J’aime Shakespeare et en particulier Un Songe de Nuit D’Été, pièce dans laquelle j’ai joué moi-même plusieurs fois. Mais forcément, cela se perd à la traduction. C’est sans doute pour cela, que je ne me suis pas gênée pour réécrire une bonne partie de la pièce pour la rendre plus actuelle, la réduire (il y avait beaucoup de texte à apprendre pour les lycéens, même après toutes ces coupes) et j’ai même dû rajouter un personnage, un rôle pour une jeune fille qui s’est inscrite dans l’atelier un peu tard (ironie de la chose, elle a arrêté de venir à quelques semaines des représentations et j’ai dû faire jouer son rôle par un autre jeune). Nous avions décidé avec Lionel de faire trois représentations de la pièce car je pensais nécessaire de restreindre le nombre de spectateurs à 50, pour pouvoir mieux les gérer lors de la promenade dans le parc. J’étais aussi contente qu’après tout leur travail, les jeunes allaient pouvoir jouer plus d’une fois.
C’était un vrai défi de mettre en scène cette pièce, pour moi et pour les jeunes, qui ont vraiment tout donné pour faire de cette pièce une réussite. Mais la veille de la première représentation, certains semblaient ne pas tout à fait connaître leur texte. D’autres n’avaient pas pu être présents pour les dernières répétitions et enfin, la météo annonçait un temps couvert et pluvieux pour le dimanche quand on devait jouer. Certes, on pouvait jouer à l’intérieur, d’ailleurs, la pièce-promenade commençait dans le théâtre et au cas où il pleuvait des cordes. Camille Aveline avait créé et préparé les lumières pour le faire en intérieur. Mais cela aurait été dommage.
Donc, je me forçais à garder la foi, à croire en la magie du théâtre et en le talent de mes élèves. À 7 minutes du début du spectacle, je me suis rendue compte que j’avais oublié la perruque de Thisbé et la lampe de Starveling chez moi. J’ai foncé en voiture car j’habitais à côté. Arrivée chez moi, je courais le long du chemin vers ma maison, et je suis tombée nez à nez avec une grande couleuvre. En temps normal, j’aime beaucoup les serpents mais en voir un comme ça, étendu sur mon chemin, alors que je suis en pleine course, adrénaline dans les veines, j’ai dû sauter un mètre en l’air en criant, pour éviter de lui marcher dessus. Mais j’ai continué ma course en repartant, le serpent n’y était plus. Je me suis dit, « c’est un bon signe, les serpents portaient chance au temps des romains ».
En effet, la première représentation s’est très bien passée. Le temps était clément, les jeunes comédiens se sont souvenus de leur texte et ils ont très bien joué. J’étais tellement émue de fierté et de bonheur à les voir s’amuser, et en même temps donner un spectacle formidable, que je pleurais comme une madeleine avec un sourire béat sur mes lèvres. Le parc nous a donné un cadre qui a sublimé le texte et le jeu de ces jeunes comédiens. Avec quelques ajustements, les 2ème et 3ème représentations étaient encore meilleures que celles qui les avaient précédées, même si à la dernière, une de mes élèves, celle qui jouait Hippolyte, a attrapé le Covid (encore lui!) et j’ai dû la remplacer au pied levé.

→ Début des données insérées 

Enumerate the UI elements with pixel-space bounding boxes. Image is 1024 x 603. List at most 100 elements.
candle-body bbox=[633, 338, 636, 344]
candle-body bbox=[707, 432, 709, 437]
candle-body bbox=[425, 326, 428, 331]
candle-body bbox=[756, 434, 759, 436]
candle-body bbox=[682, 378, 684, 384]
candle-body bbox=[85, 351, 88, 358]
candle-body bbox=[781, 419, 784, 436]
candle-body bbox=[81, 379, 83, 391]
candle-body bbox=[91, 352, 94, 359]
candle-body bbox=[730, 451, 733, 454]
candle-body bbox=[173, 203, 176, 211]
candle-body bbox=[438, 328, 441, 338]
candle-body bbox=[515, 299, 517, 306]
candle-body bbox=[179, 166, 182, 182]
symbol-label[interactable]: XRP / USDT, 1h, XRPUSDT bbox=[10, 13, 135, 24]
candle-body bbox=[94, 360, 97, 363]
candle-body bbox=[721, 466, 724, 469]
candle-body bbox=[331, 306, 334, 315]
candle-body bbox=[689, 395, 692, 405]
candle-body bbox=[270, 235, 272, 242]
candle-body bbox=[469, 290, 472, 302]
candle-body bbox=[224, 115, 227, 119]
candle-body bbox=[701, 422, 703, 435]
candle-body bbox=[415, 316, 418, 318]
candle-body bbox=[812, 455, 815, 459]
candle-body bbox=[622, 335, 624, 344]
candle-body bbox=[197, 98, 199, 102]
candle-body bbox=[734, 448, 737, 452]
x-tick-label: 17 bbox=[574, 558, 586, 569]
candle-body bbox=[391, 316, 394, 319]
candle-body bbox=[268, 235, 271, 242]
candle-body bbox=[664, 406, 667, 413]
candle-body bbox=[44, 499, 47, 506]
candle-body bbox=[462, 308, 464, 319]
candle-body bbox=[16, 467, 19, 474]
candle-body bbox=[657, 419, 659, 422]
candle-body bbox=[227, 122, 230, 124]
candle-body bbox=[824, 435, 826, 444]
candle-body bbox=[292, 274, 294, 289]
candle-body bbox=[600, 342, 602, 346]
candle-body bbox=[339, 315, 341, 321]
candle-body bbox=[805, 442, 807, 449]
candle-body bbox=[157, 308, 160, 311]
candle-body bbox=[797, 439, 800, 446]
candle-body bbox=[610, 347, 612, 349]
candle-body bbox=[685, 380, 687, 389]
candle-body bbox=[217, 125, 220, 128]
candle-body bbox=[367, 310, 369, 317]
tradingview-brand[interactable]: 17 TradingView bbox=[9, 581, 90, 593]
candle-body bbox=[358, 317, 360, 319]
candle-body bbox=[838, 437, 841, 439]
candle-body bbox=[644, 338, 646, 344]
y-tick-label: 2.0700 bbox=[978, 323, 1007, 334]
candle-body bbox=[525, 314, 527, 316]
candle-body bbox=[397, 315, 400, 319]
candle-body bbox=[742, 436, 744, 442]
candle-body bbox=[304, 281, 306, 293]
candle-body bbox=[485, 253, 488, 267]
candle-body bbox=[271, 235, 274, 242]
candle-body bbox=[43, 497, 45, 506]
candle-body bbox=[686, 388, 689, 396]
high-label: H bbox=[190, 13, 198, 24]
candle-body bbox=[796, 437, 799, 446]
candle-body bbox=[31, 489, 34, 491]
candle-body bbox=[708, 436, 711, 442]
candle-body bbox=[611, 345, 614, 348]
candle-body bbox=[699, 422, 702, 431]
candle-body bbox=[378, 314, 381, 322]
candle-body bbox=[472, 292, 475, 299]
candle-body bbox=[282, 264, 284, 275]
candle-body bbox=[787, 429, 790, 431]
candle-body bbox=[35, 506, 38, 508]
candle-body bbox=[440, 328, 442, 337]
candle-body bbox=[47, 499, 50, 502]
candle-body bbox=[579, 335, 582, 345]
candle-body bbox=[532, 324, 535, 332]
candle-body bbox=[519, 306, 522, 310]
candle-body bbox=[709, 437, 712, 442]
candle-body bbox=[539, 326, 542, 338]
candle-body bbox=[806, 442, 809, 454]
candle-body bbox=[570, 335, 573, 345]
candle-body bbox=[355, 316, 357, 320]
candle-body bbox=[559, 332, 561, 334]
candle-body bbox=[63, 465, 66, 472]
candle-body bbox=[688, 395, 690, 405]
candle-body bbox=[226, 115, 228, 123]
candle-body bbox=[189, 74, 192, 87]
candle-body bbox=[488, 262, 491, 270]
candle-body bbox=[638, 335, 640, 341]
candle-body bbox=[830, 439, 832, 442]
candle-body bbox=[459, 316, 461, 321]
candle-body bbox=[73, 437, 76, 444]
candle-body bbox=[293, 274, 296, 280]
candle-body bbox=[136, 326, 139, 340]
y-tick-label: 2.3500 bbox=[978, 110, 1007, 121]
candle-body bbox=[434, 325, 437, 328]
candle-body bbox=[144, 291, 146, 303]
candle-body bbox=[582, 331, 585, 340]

Les retours qu’on a eu des parents et des autres spectateurs étaient extrêmement élogieux. Mes élèves avaient un sentiment de fierté, d’accomplissement, ce sentiment qu’on peut avoir après avoir relevé un défi avec brio.
Les lycéens en terminal vont pouvoir embarquer dans leur nouvelle vie d’adulte avec une grande confiance en eux. Et les autres, j’espère les voir à la rentrée pour de nouvelles aventures théâtrales. Je suis pleine de gratitude pour ces jeunes qui finalement m’ont permis de réaliser mon rêve, mon songe d’une nuit d’été. Maintenant, il faut que je me mette à rêver de nouveau pour les ateliers de l’année prochaine.